A dartboard is the target for the game of darts, in the same vein as the round bullseye target used in archery. It is believed that warriors during the Middle Ages would take turns throwing short spears at overturned barrels or round targets formed from a tree's cross section. This improvised game would later be refined for indoor use by creating small darts and a standardized wooden dartboard.
The following is another version of where the dartboard originated from.One popular theory of the origin of the dartboard was a keg of a turned on its side. On the bottom of the keg were three concentric circles.
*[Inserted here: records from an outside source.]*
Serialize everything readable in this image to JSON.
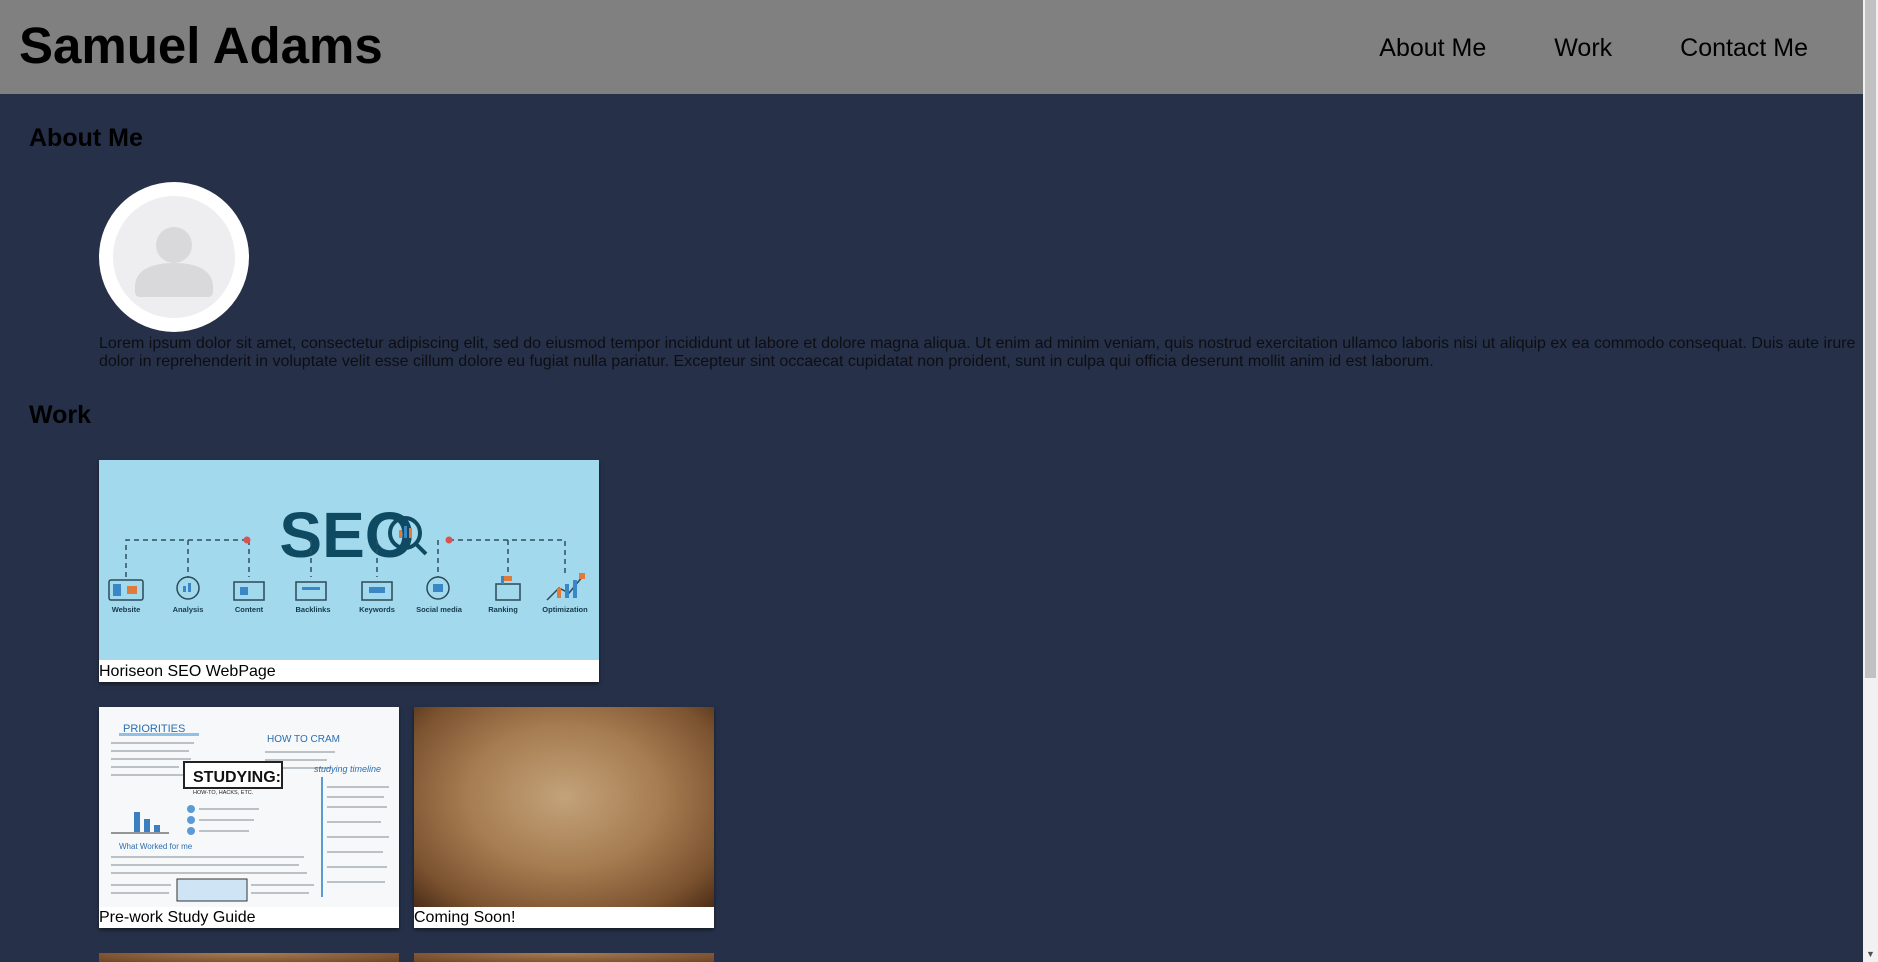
{
  "header": {
    "title": "Samuel Adams",
    "nav": [
      "About Me",
      "Work",
      "Contact Me"
    ]
  },
  "about": {
    "heading": "About Me",
    "avatar_icon": "user-silhouette-icon",
    "text": "Lorem ipsum dolor sit amet, consectetur adipiscing elit, sed do eiusmod tempor incididunt ut labore et dolore magna aliqua. Ut enim ad minim veniam, quis nostrud exercitation ullamco laboris nisi ut aliquip ex ea commodo consequat. Duis aute irure dolor in reprehenderit in voluptate velit esse cillum dolore eu fugiat nulla pariatur. Excepteur sint occaecat cupidatat non proident, sunt in culpa qui officia deserunt mollit anim id est laborum."
  },
  "work": {
    "heading": "Work",
    "projects": [
      {
        "caption": "Horiseon SEO WebPage",
        "image": {
          "title": "SEO",
          "labels": [
            "Website",
            "Analysis",
            "Content",
            "Backlinks",
            "Keywords",
            "Social media",
            "Ranking",
            "Optimization"
          ]
        }
      },
      {
        "caption": "Pre-work Study Guide",
        "image": {
          "texts": [
            "PRIORITIES",
            "HOW TO CRAM",
            "STUDYING:",
            "HOW-TO, HACKS, ETC.",
            "studying timeline",
            "What Worked for me"
          ]
        }
      },
      {
        "caption": "Coming Soon!"
      }
    ]
  },
  "colors": {
    "page_background": "#263149",
    "header_background": "#808080",
    "seo_background": "#a3d9ec",
    "seo_title": "#0f4a63"
  }
}
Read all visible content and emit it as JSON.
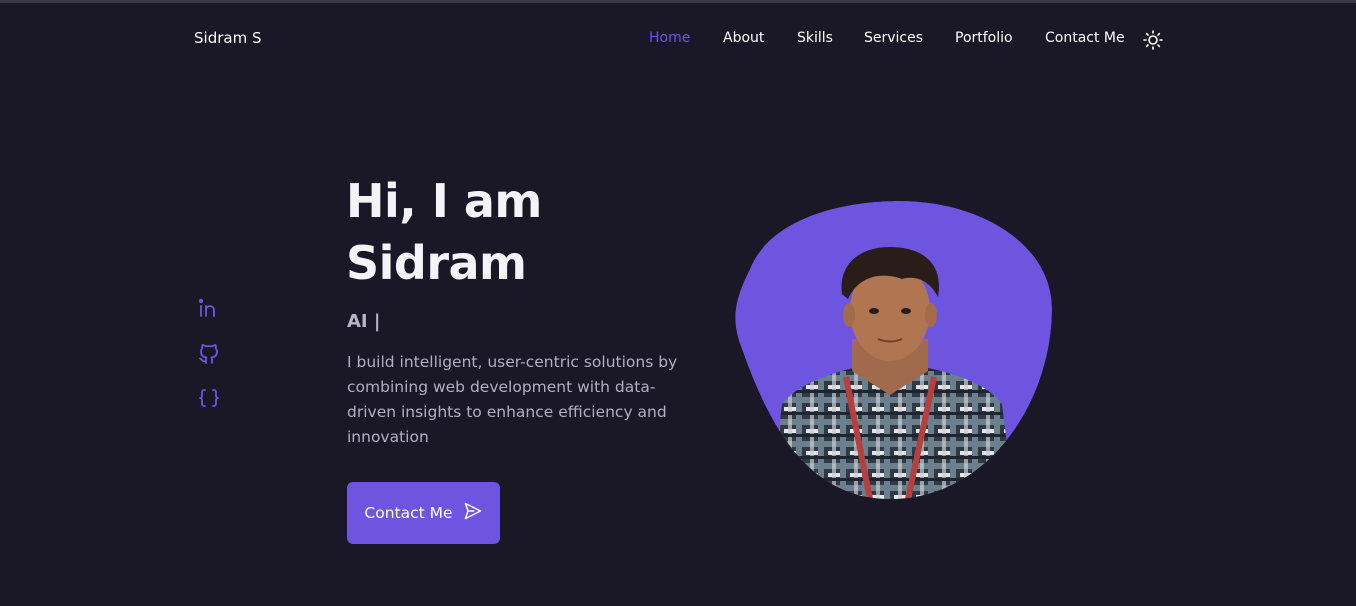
{
  "header": {
    "logo": "Sidram S",
    "nav": [
      {
        "label": "Home",
        "active": true
      },
      {
        "label": "About",
        "active": false
      },
      {
        "label": "Skills",
        "active": false
      },
      {
        "label": "Services",
        "active": false
      },
      {
        "label": "Portfolio",
        "active": false
      },
      {
        "label": "Contact Me",
        "active": false
      }
    ],
    "theme_icon": "sun-icon"
  },
  "socials": [
    {
      "icon": "linkedin-icon"
    },
    {
      "icon": "github-icon"
    },
    {
      "icon": "code-braces-icon"
    }
  ],
  "hero": {
    "title_line1": "Hi, I am",
    "title_line2": "Sidram",
    "role": "AI |",
    "description": "I build intelligent, user-centric solutions by combining web development with data-driven insights to enhance efficiency and innovation",
    "cta_label": "Contact Me",
    "cta_icon": "send-icon",
    "photo_icon": "profile-photo"
  },
  "colors": {
    "background": "#1a1727",
    "accent": "#6d55e0",
    "text": "#ffffff",
    "muted": "#b3afc2"
  }
}
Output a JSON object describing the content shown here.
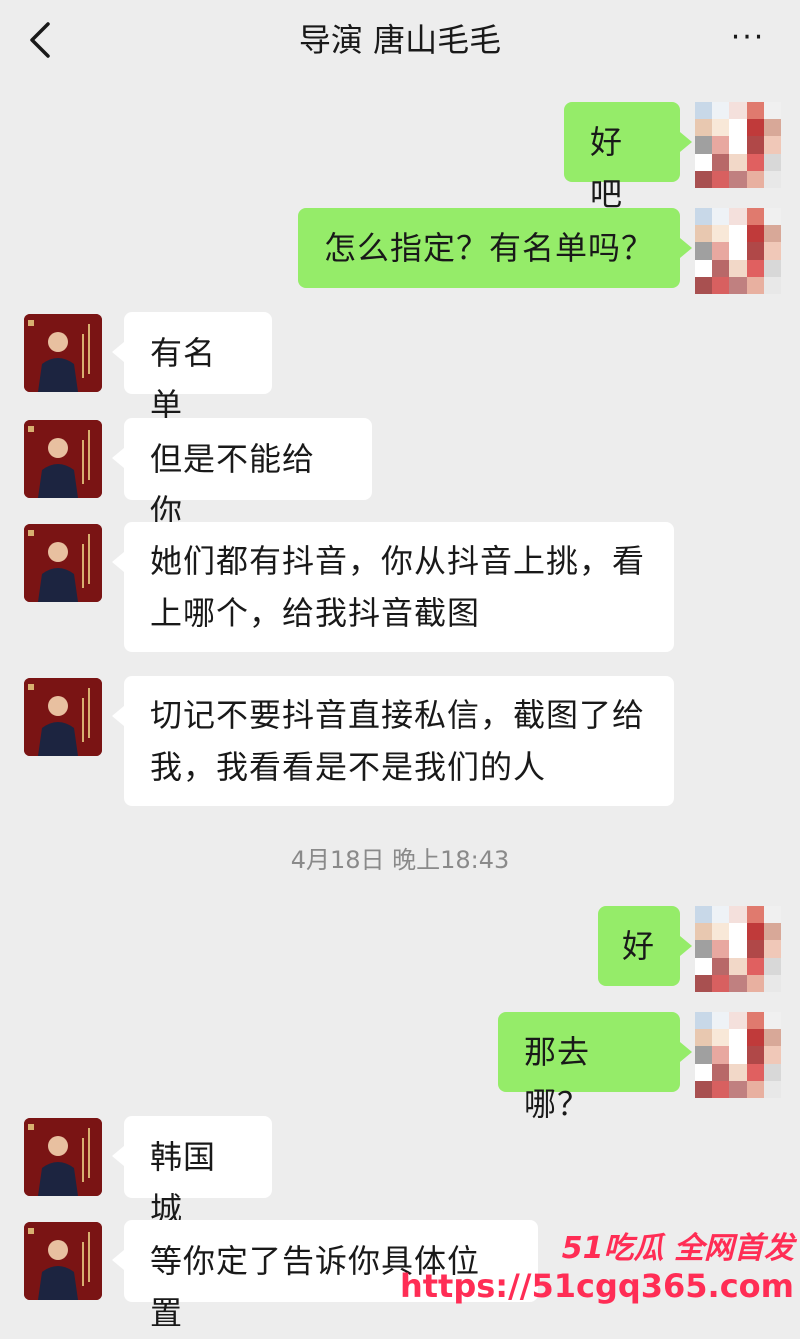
{
  "header": {
    "title": "导演 唐山毛毛",
    "back_icon": "chevron-left-icon",
    "more_label": "···"
  },
  "messages": [
    {
      "from": "me",
      "text": "好吧"
    },
    {
      "from": "me",
      "text": "怎么指定？有名单吗？"
    },
    {
      "from": "other",
      "text": "有名单"
    },
    {
      "from": "other",
      "text": "但是不能给你"
    },
    {
      "from": "other",
      "text": "她们都有抖音，你从抖音上挑，看上哪个，给我抖音截图"
    },
    {
      "from": "other",
      "text": "切记不要抖音直接私信，截图了给我，我看看是不是我们的人"
    },
    {
      "from": "me",
      "text": "好"
    },
    {
      "from": "me",
      "text": "那去哪？"
    },
    {
      "from": "other",
      "text": "韩国城"
    },
    {
      "from": "other",
      "text": "等你定了告诉你具体位置"
    }
  ],
  "timestamp": "4月18日 晚上18:43",
  "watermark": {
    "badge": "51吃瓜 全网首发",
    "url": "https://51cgq365.com"
  },
  "colors": {
    "background": "#ededed",
    "bubble_me": "#95ec69",
    "bubble_other": "#ffffff",
    "avatar_other": "#7a1414",
    "watermark": "#ff2d55"
  }
}
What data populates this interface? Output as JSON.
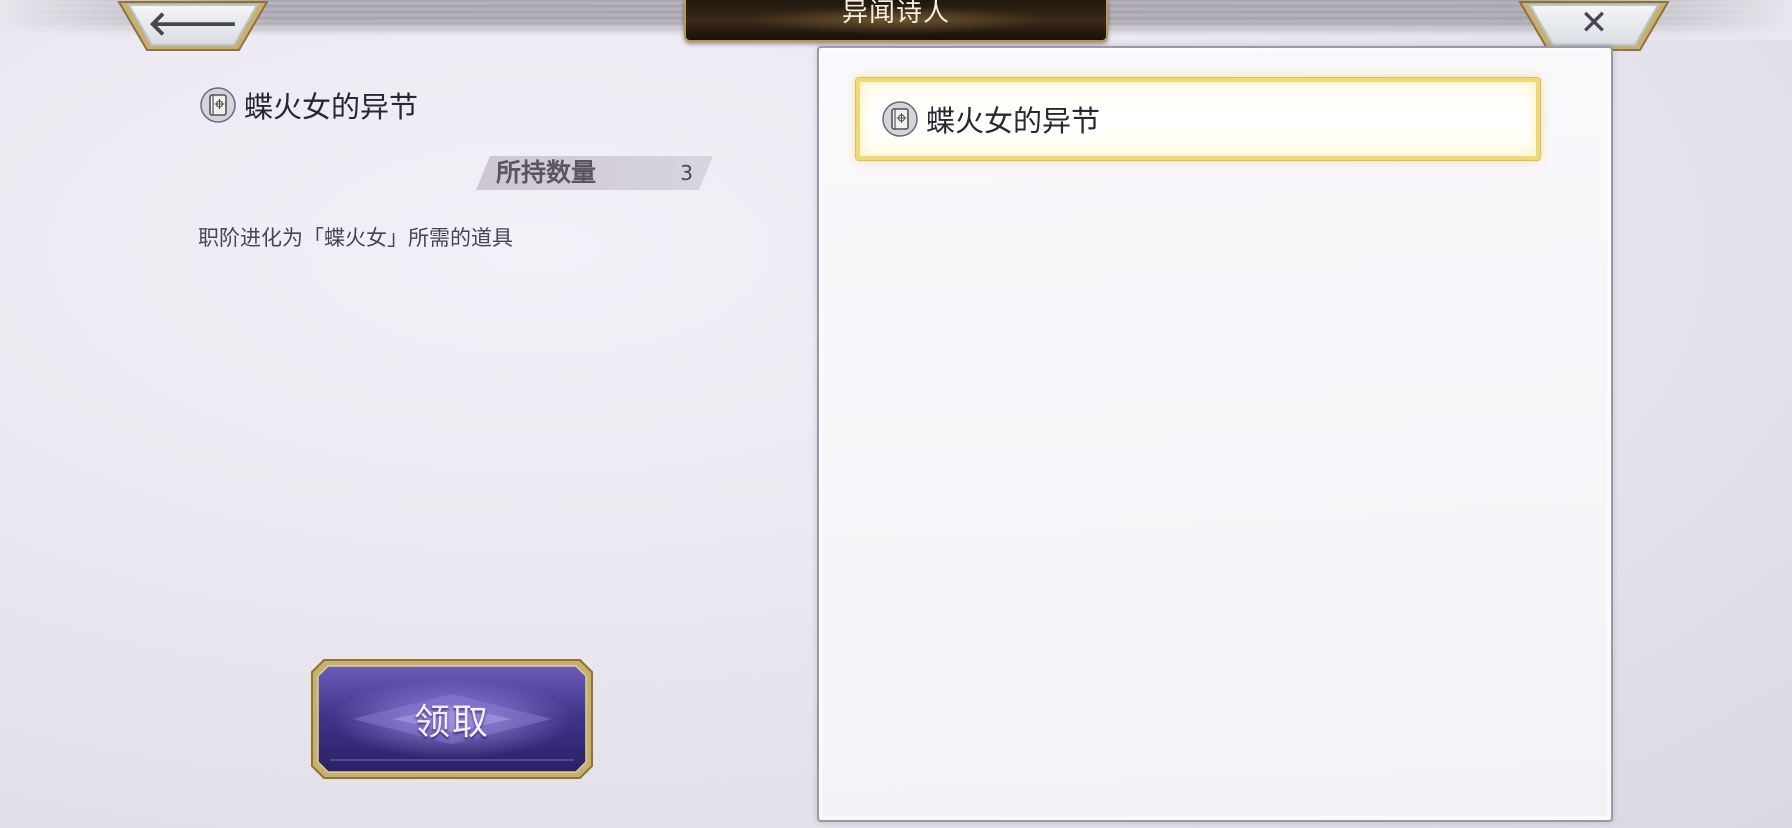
{
  "header": {
    "title": "异闻诗人",
    "back_icon": "arrow-left-icon",
    "close_icon": "close-icon"
  },
  "item_detail": {
    "name": "蝶火女的异节",
    "icon": "book-icon",
    "quantity_label": "所持数量",
    "quantity_value": "3",
    "description": "职阶进化为「蝶火女」所需的道具",
    "claim_button_label": "领取"
  },
  "item_list": {
    "items": [
      {
        "name": "蝶火女的异节",
        "icon": "book-icon",
        "selected": true
      }
    ]
  },
  "colors": {
    "selected_border": "#f0d978",
    "title_plate": "#2b1f12",
    "claim_button": "#4b3f8c"
  }
}
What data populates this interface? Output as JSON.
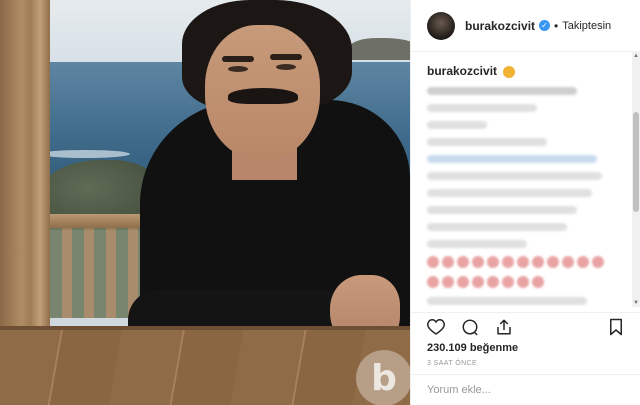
{
  "post": {
    "watermark_letter": "b"
  },
  "header": {
    "username": "burakozcivit",
    "verified_mark": "✓",
    "separator": "•",
    "follow_status": "Takiptesin"
  },
  "caption": {
    "username": "burakozcivit",
    "emoji_icon": "lion-face-icon"
  },
  "actions": {
    "like_icon": "heart-icon",
    "comment_icon": "comment-icon",
    "share_icon": "share-icon",
    "save_icon": "bookmark-icon"
  },
  "likes": {
    "text": "230.109 beğenme"
  },
  "timestamp": {
    "text": "3 SAAT ÖNCE"
  },
  "comment_input": {
    "placeholder": "Yorum ekle..."
  },
  "colors": {
    "verified": "#3897f0",
    "text": "#262626",
    "muted": "#999999",
    "border": "#efefef"
  }
}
(1) if it landed in the inner circle, giving us the modern day triple
(2) if it landed in the middle circle giving us the modern day double
(3) if it landed in the outer circle
A traditional dart board used with sharp steel-tipped darts can be constructed from soft wood, cork or even compressed paper. The dartboard used in modern electronic dart games is often constructed from a plastic material perforated with holes. Soft-tipped darts are used to protect the dart board from damage. The material used in a dart board rarely affects playing strategy, but some darts may not penetrate a wooden dart board as easily as a cork one.
As time passed, more and more dartboards were developed, for example: the Manchester board has no triples but has two bull's-eyes. The most commonly used is that London board. This is the board used in national and international tournaments, and this is the board from which the games in this book have been devised.
The standard London board is 45.7 cm across 18 inches and the scoring area from the outermost ring (double to double) is 21 cm in diameter or 8.25 inches; the inner bull is a circle 1.3 cm in diameter or .05 inches and the outer bull is a circle of 3.2 cm in diameter or 1.25 inches; normal scoring for inner bull is 50, and for an outer of bull 25.
The number 20 is black and stands at the top of the board. The distance from the centre of the inner bull vertically to the floor is 1.73 m or 5'8". The distance at which the oche or hockey is set is 2.37 metres or 7 feet, 9.25 inches from the face of the dartboard.
A traditional dart board features the numbers 1-20 placed around the perimeter area in the following arrangement: (top) 20 - 1 - 18 - 4 - 13 - 6 - 10 - 15 - 2 - 17 - 3 - 19 - 7 - 16 - 8 - 11 - 14 - 9 - 12 - 5 No one is quite sure why this particular sequence was chosen, but some mathemeticians theorize that the distribution is 'flat', meaning it is random enough to prevent any point-rich regions.